Claire Bernardi, director of the Musée de l’Orangerie, highlights the significance of the exhibition: “We’ve been very lucky, we’ve had an incredible opportunity. By working with two major institutions, one American and one French, we were able to pool our strengths, and as a result of this international cooperation, we’ve had some fabulous loans.”
Juliette Degennes, co-curator of the exhibition, adds: “The first critics to see his works at the Salon des Indépendants referred to his naivety. He was mainly a self-taught painter, but he did benefit from an education, even if he didn’t follow an art course.”
Wild Inspiration
Rousseau began painting shortly before his 50th birthday after leaving his job at the Paris Customs office. His inspiration came from albums of illustrations featuring wild animals and visits to the ‘Jardin des plantes’. To stand out among other artists, Rousseau “diversified genres and techniques to carve out a place for himself on the Parisian art scene,” according to Bernardi.

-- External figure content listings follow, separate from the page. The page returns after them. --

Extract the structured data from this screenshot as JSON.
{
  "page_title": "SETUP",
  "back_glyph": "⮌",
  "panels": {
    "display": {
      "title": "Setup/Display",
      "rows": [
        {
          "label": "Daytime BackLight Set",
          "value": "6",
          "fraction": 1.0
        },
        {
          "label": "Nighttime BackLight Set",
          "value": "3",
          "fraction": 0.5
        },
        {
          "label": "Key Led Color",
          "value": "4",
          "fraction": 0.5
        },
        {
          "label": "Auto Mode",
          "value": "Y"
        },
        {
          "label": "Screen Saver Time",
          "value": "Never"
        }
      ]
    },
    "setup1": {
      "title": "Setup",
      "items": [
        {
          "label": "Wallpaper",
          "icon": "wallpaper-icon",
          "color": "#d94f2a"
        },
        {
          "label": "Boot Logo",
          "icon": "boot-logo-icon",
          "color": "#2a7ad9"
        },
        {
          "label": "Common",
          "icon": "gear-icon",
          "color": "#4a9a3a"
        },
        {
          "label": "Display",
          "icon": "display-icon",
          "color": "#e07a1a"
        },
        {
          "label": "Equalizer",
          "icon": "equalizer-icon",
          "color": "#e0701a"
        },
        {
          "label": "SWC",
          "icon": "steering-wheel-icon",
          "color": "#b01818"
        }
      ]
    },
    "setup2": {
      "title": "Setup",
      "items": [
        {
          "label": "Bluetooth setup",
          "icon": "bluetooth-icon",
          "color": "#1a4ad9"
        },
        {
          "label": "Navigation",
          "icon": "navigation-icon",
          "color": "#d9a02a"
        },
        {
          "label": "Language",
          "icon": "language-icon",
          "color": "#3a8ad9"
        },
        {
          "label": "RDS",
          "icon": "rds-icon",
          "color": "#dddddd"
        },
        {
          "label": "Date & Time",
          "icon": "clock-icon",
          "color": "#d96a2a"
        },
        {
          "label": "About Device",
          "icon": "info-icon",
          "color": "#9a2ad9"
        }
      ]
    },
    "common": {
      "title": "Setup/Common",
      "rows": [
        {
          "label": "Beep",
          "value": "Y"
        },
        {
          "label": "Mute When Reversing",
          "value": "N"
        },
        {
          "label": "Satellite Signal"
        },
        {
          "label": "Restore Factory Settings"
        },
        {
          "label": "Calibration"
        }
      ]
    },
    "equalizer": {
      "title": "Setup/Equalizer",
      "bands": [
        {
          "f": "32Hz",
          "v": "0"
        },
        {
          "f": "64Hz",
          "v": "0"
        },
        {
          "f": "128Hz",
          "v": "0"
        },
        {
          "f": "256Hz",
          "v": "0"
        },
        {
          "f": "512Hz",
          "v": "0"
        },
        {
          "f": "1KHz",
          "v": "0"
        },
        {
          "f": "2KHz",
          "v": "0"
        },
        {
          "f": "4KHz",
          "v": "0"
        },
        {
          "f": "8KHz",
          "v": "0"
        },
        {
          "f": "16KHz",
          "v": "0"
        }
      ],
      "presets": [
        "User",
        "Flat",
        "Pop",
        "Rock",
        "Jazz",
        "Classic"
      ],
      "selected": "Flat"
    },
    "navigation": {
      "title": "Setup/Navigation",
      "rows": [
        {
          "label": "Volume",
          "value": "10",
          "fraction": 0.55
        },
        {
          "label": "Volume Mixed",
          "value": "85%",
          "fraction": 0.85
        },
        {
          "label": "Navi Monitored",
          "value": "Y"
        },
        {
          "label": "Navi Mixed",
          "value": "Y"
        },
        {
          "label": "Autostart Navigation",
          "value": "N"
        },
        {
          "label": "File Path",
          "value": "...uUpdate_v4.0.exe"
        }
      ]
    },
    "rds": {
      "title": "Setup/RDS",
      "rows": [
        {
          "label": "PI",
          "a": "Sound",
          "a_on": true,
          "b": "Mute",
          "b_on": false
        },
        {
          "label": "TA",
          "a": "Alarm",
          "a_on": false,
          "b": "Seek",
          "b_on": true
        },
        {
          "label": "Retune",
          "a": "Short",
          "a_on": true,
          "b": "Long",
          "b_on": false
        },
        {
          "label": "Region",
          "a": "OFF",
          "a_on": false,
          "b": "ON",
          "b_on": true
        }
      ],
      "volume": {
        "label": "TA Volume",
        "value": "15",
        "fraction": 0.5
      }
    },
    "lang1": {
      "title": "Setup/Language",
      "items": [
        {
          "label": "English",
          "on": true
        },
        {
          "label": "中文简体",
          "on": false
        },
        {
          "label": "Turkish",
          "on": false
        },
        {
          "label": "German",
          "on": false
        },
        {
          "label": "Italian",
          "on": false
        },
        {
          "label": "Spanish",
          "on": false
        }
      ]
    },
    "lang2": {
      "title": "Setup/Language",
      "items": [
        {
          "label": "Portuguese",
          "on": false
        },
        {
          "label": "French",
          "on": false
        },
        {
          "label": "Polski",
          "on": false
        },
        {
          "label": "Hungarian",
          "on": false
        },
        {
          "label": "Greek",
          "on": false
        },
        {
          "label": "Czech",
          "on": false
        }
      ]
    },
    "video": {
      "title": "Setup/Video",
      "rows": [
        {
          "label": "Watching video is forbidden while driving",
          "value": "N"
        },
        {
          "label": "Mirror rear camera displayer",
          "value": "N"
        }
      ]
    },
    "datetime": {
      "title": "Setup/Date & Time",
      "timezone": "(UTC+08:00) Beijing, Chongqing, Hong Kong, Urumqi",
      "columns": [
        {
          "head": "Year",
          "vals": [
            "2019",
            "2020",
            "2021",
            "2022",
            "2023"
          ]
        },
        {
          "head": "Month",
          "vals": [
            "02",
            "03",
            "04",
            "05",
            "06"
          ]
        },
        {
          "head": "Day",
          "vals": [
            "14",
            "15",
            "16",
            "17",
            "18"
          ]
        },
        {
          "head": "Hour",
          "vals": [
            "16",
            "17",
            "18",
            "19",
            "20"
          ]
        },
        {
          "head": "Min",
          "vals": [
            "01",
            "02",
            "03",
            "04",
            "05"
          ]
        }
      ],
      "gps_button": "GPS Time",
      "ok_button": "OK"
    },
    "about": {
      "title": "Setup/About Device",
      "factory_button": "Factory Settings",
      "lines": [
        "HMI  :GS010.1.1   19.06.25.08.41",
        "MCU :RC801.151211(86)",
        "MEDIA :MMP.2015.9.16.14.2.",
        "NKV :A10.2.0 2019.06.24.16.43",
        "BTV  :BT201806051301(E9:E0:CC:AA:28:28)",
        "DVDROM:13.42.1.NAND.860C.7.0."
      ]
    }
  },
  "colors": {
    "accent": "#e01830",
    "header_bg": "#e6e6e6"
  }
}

His style is particularly evident in his scenes of lush jungles filled with wild animals, such as the painting The lion, hungry, pounces on the antelope. The poet Apollinaire once described him as “the most exotic of exotic painters.”

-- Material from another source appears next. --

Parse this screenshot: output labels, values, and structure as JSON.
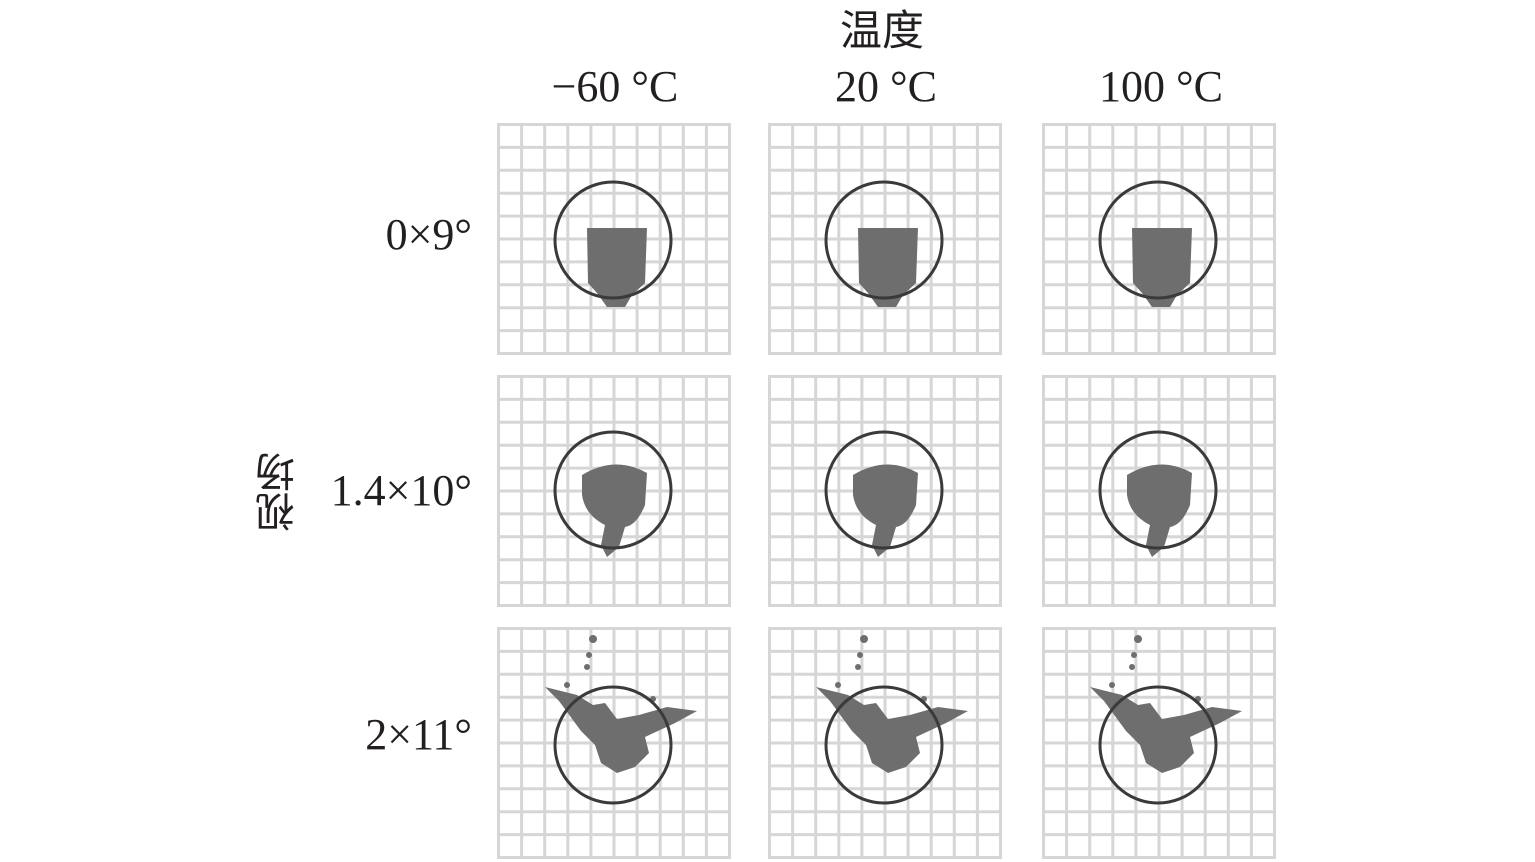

Bernardi explains: “It’s a work that speaks to children because it’s so direct. I think that today, more than ever, we will see in these works their strength and their modernity. It comes out of the dream, but it also comes out of something that touches us, I was going to say, quite directly in our dreams, but also our anxieties.”
Masterpieces on Loan
The exhibition includes the painting The Sleeping Gypsy, on loan from New York’s Museum of Modern Art (Moma), one of Rousseau’s masterpieces and one of his most mysterious canvases.
Recognition in the United States
Albert C. Barnes, a passionate collector, was one of the first to show interest in Rousseau’s work: “His paintings have the charm of a child’s fairy tale, but there is nothing childish or uneducated about the skill with which they are executed.”

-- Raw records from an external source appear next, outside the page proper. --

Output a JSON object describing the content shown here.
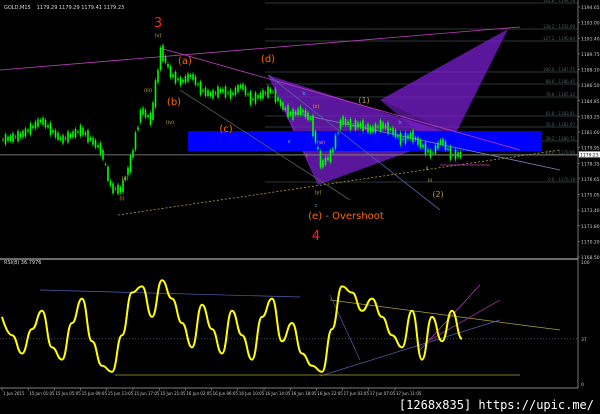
{
  "header": {
    "symbol": "GOLD,M15",
    "quote": "1179.29 1179.29 1179.41 1179.23"
  },
  "watermark": "[1268x835] https://upic.me/",
  "colors": {
    "background": "#000000",
    "candles": "#00ff00",
    "rsi": "#ffff00",
    "zone": "#0000ff",
    "pattern": "#7a1fd0",
    "trendline": "#c040c0",
    "wave_major": "#ff2020",
    "wave_minor": "#ff6a00"
  },
  "chart_data": [
    {
      "type": "line",
      "title": "GOLD,M15",
      "price_axis_ticks": [
        "1194.65",
        "1193.00",
        "1191.40",
        "1189.75",
        "1188.10",
        "1186.50",
        "1184.85",
        "1183.25",
        "1181.60",
        "1179.95",
        "1178.35",
        "1176.65",
        "1175.05",
        "1173.40",
        "1171.80",
        "1170.20",
        "1168.50"
      ],
      "current_price": "1179.23",
      "ylim": [
        1168.5,
        1194.65
      ],
      "close": [
        1180.74,
        1180.95,
        1181.26,
        1181.99,
        1182.83,
        1181.78,
        1180.74,
        1181.26,
        1181.78,
        1180.74,
        1179.69,
        1175.72,
        1175.51,
        1178.65,
        1183.88,
        1182.83,
        1190.15,
        1187.54,
        1186.8,
        1187.54,
        1185.97,
        1185.45,
        1185.97,
        1185.45,
        1186.49,
        1184.92,
        1185.45,
        1185.97,
        1184.4,
        1183.35,
        1183.88,
        1182.83,
        1178.12,
        1179.17,
        1182.83,
        1182.31,
        1182.31,
        1181.78,
        1182.31,
        1181.78,
        1180.74,
        1181.26,
        1180.22,
        1179.17,
        1180.74,
        1179.17,
        1179.23
      ],
      "time_axis_ticks": [
        "1 Jun 2015",
        "15 Jun 01:05",
        "15 Jun 05:05",
        "15 Jun 09:05",
        "15 Jun 13:05",
        "15 Jun 17:05",
        "15 Jun 21:05",
        "16 Jun 02:05",
        "16 Jun 06:05",
        "16 Jun 10:05",
        "16 Jun 14:05",
        "16 Jun 18:05",
        "16 Jun 22:05",
        "17 Jun 03:05",
        "17 Jun 07:05",
        "17 Jun 11:05"
      ],
      "fib_levels": [
        "161.8 - 1194.78",
        "138.2 - 1192.09",
        "127.2 - 1190.84",
        "100.0 - 1187.75",
        "88.6 - 1186.45",
        "78.6 - 1185.32",
        "61.8 - 1183.41",
        "50.0 - 1182.07",
        "38.2 - 1180.72",
        "23.6 - 1179.06",
        "0.0 - 1176.38"
      ],
      "annotations": {
        "major": [
          "3",
          "4"
        ],
        "corrective": [
          "(a)",
          "(b)",
          "(c)",
          "(d)",
          "(e) - Overshoot"
        ],
        "minor": [
          "(1)",
          "(2)",
          "a",
          "b",
          "c",
          "b",
          "(v)",
          "(iii)",
          "(iv)",
          "(ii)",
          "(i)",
          "(x)",
          "(w)",
          "(y)",
          "i",
          "ii",
          "iii"
        ]
      }
    },
    {
      "type": "line",
      "title": "RSI(8) 36.7976",
      "ylim": [
        0,
        100
      ],
      "axis_ticks": [
        "100",
        "37",
        "0"
      ],
      "level": 37,
      "values": [
        55,
        40,
        25,
        45,
        60,
        30,
        20,
        50,
        70,
        35,
        15,
        10,
        40,
        75,
        80,
        55,
        85,
        70,
        50,
        30,
        65,
        45,
        25,
        60,
        40,
        20,
        55,
        70,
        35,
        50,
        25,
        15,
        10,
        45,
        80,
        75,
        60,
        70,
        55,
        40,
        30,
        60,
        20,
        55,
        35,
        60,
        37
      ]
    }
  ]
}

According to Degennes, Rousseau quickly gained attention in the United States. “There are some very fine loans from American institutions, because Rousseau was very quickly noticed in the United States. First of all his painter friend Max Weber, who, when he returned to the United States in the 1910s, organised an exhibition at Galerie 291.”
“American collectors were also quick to take an interest in his work. ‘La Bohémienne endormie’, for example, was acquired by MoMA in 1939. It was very early on and a major monographic exhibition was devoted to it in 1942. So there really was early attention paid to Rousseau on the American side,” concludes Degennes.